BELOW: Time series of various variables throughout the voyage. Time spent at each site it bracketed above and a description of the variables and their use is provided to the right.
a) The Mixed Layer Depth, the part of the surface ocean being rapidly circulated, is important to understand how diluted the biological oxygen concentration is, and how often it is in contact with the atmosphere. We’ve measured it with repeated profiles, looking for sharp gradients in temperature and salinity, indicating a lack mixing (which smooths gradients) further down.
b) The Chlorophyll Concentration, estimated with fluorescence, gives a good indication of how many phytoplankton are in the surface; however it doesn’t tell us how fast they are photosynthesizing, or how much of the oxygen they produce is being consumed. We’ve measured Chl. with a fluorometer attached to the CTD as well some discrete, underway samples.

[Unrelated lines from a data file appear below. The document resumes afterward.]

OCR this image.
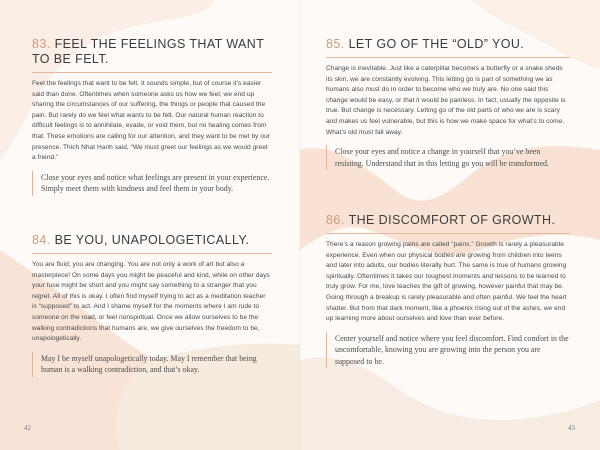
83. FEEL THE FEELINGS THAT WANT TO BE FELT.

Feel the feelings that want to be felt. It sounds simple, but of course it’s easier said than done. Oftentimes when someone asks us how we feel, we end up sharing the circumstances of our suffering, the things or people that caused the pain. But rarely do we feel what wants to be felt. Our natural human reaction to difficult feelings is to annihilate, evade, or void them, but no healing comes from that. These emotions are calling for our attention, and they want to be met by our presence. Thich Nhat Hanh said, “We must greet our feelings as we would greet a friend.”

Close your eyes and notice what feelings are present in your experience. Simply meet them with kindness and feel them in your body.

84. BE YOU, UNAPOLOGETICALLY.

You are fluid; you are changing. You are not only a work of art but also a masterpiece! On some days you might be peaceful and kind, while on other days your fuse might be short and you might say something to a stranger that you regret. All of this is okay. I often find myself trying to act as a meditation teacher is “supposed” to act. And I shame myself for the moments where I am rude to someone on the road, or feel nonspiritual. Once we allow ourselves to be the walking contradictions that humans are, we give ourselves the freedom to be, unapologetically.

May I be myself unapologetically today. May I remember that being human is a walking contradiction, and that’s okay.

42
85. LET GO OF THE “OLD” YOU.

Change is inevitable. Just like a caterpillar becomes a butterfly or a snake sheds its skin, we are constantly evolving. This letting go is part of something we as humans also must do in order to become who we truly are. No one said this change would be easy, or that it would be painless. In fact, usually the opposite is true. But change is necessary. Letting go of the old parts of who we are is scary and makes us feel vulnerable, but this is how we make space for what’s to come. What’s old must fall away.

Close your eyes and notice a change in yourself that you’ve been resisting. Understand that in this letting go you will be transformed.

86. THE DISCOMFORT OF GROWTH.

There’s a reason growing pains are called “pains.” Growth is rarely a pleasurable experience. Even when our physical bodies are growing from children into teens and later into adults, our bodies literally hurt. The same is true of humans growing spiritually. Oftentimes it takes our toughest moments and lessons to be learned to truly grow. For me, love teaches the gift of growing, however painful that may be. Going through a breakup is rarely pleasurable and often painful. We feel the heart shatter. But from that dark moment, like a phoenix rising out of the ashes, we end up learning more about ourselves and love than ever before.

Center yourself and notice where you feel discomfort. Find comfort in the uncomfortable, knowing you are growing into the person you are supposed to be.

43
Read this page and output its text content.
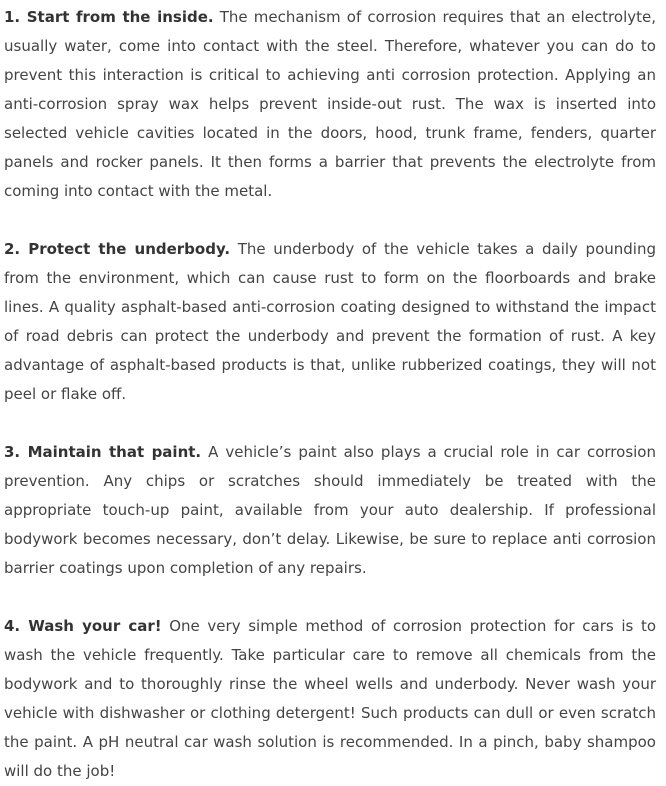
1. Start from the inside. The mechanism of corrosion requires that an electrolyte, usually water, come into contact with the steel. Therefore, whatever you can do to prevent this interaction is critical to achieving anti corrosion protection. Applying an anti-corrosion spray wax helps prevent inside-out rust. The wax is inserted into selected vehicle cavities located in the doors, hood, trunk frame, fenders, quarter panels and rocker panels. It then forms a barrier that prevents the electrolyte from coming into contact with the metal.

2. Protect the underbody. The underbody of the vehicle takes a daily pounding from the environment, which can cause rust to form on the floorboards and brake lines. A quality asphalt-based anti-corrosion coating designed to withstand the impact of road debris can protect the underbody and prevent the formation of rust. A key advantage of asphalt-based products is that, unlike rubberized coatings, they will not peel or flake off.

3. Maintain that paint. A vehicle’s paint also plays a crucial role in car corrosion prevention. Any chips or scratches should immediately be treated with the appropriate touch-up paint, available from your auto dealership. If professional bodywork becomes necessary, don’t delay. Likewise, be sure to replace anti corrosion barrier coatings upon completion of any repairs.

4. Wash your car! One very simple method of corrosion protection for cars is to wash the vehicle frequently. Take particular care to remove all chemicals from the bodywork and to thoroughly rinse the wheel wells and underbody. Never wash your vehicle with dishwasher or clothing detergent! Such products can dull or even scratch the paint. A pH neutral car wash solution is recommended. In a pinch, baby shampoo will do the job!
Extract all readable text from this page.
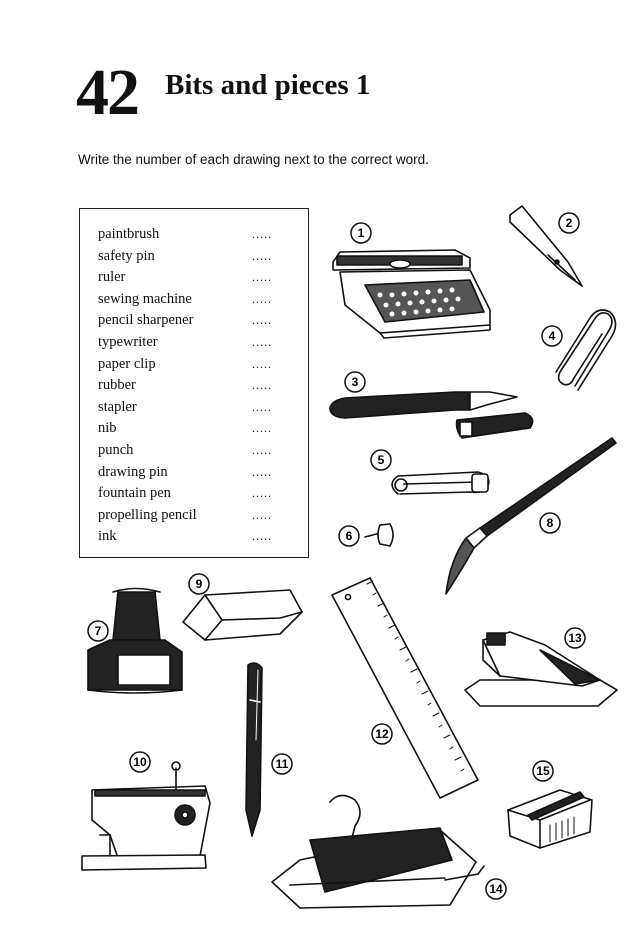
42 Bits and pieces 1
Write the number of each drawing next to the correct word.
paintbrush	.....
safety pin	.....
ruler	.....
sewing machine	.....
pencil sharpener	.....
typewriter	.....
paper clip	.....
rubber	.....
stapler	.....
nib	.....
punch	.....
drawing pin	.....
fountain pen	.....
propelling pencil	.....
ink	.....
1
2
3
4
5
6
7
8
9
10	11
12
13
14
15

c ) The Oxygen Saturation, expressed as a percent of what could be held at equilibrium, and pCO2, corrected to control for changes in temperature, records show how the two gasses dance together. An increase in oxygen is tied to a decrease in CO2 and indicates an increase in photosynthesis or decrease respiration. These changes are tied to Net Community Production, but the specifics are complicated by coincident physical processes. Gases were measured continuously underway.
d) The 02:Ar ratio helps fill in the gaps, providing a correction for physics and allowing us to eventually compute net community production, or the difference between how much chlorophyll cells are photosynthesizing and how much other plant and animal cells are respiring (or consuming oxygen). The 02:Ar ratio was measured continuously (after a hiccup or two) with the EIMS.